Stattdessen sitzen ein paar Hundert Leute beim Kongress „Marx Is Muss 2011“ im Stadtteilzentrum Alte Feuerwache am Rand von Kreuzberg. Ich auch. Ich vertrete meinen Blogger-Freund von der taz, der noch auf dem evangelischen Kirchentag in Dresden ist. Das Kongress-Motto lautet dieses Jahr „Ideen um die Welt zu verändern“, und es geht los mit Workshops. Ich entscheide mich für die Veranstaltung „Kapitalismus und zwischenmenschliche Beziehungen“. Denn hier müsste Veränderbarkeit doch klar und greifbar sein. Aber es geht gar nicht um zwischenmenschliche Beziehungen, es geht um die Befreiung der Frau.
Im Stil eines Uniseminars referieren Veronika und Oskar, was die Kommunistin Alexandra Kollontai, die am Samstag nochmal Gegenstand eines Vortrags sein wird, vor rund 100 Jahren über die Neue Frau geschrieben hat. Sie ist berufstätig, sie entdeckt ihre Persönlichkeit, sie löst damit das Problem der Eifersucht, und sie hat endlich Zeit für echte Liebe. Ich höre das nicht gern. Auch nicht, dass das Mann-Frau-Ding sowieso erst dann frei und gleichwertig sein wird, wenn der Kapitalismus mit seiner Konkurrenz, seinem Egoismus und seinem Besitzdenken überwunden ist.
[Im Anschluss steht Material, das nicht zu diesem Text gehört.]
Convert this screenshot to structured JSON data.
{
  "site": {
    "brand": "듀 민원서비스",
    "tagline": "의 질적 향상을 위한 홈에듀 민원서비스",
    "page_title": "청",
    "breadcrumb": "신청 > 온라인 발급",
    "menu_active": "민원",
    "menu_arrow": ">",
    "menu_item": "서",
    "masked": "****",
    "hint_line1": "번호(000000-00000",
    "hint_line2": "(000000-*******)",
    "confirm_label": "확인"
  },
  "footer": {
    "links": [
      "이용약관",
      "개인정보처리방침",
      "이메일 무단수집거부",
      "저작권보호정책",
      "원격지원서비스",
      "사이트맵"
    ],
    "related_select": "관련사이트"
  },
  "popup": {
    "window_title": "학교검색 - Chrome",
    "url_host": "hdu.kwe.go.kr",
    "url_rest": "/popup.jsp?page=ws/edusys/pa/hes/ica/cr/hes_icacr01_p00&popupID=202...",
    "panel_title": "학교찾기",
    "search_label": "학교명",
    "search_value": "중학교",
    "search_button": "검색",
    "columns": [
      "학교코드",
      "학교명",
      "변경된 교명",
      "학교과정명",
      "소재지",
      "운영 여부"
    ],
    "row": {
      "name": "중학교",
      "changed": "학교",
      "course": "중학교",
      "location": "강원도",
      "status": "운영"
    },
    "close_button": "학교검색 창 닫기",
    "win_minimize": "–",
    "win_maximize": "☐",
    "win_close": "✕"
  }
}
Wie um das Referierte als einen Fakt zu demonstrieren, spricht der Referent mehr als doppelt so lange wie die Referentin, und das Publikum besteht zu neun Zehnteln aus Frauen, während die Männer offenkundig in den Parallelveranstaltungen sitzen, wo es um so harte Themen wie Staat, Krise, Klassenkampf geht und man nicht selbst als der Befreiungsbedürftige dastehen muss. Merke: Der Weg zur Freiheit ist nie gerade, und ohne Strategie wird es ziemlich schwierig.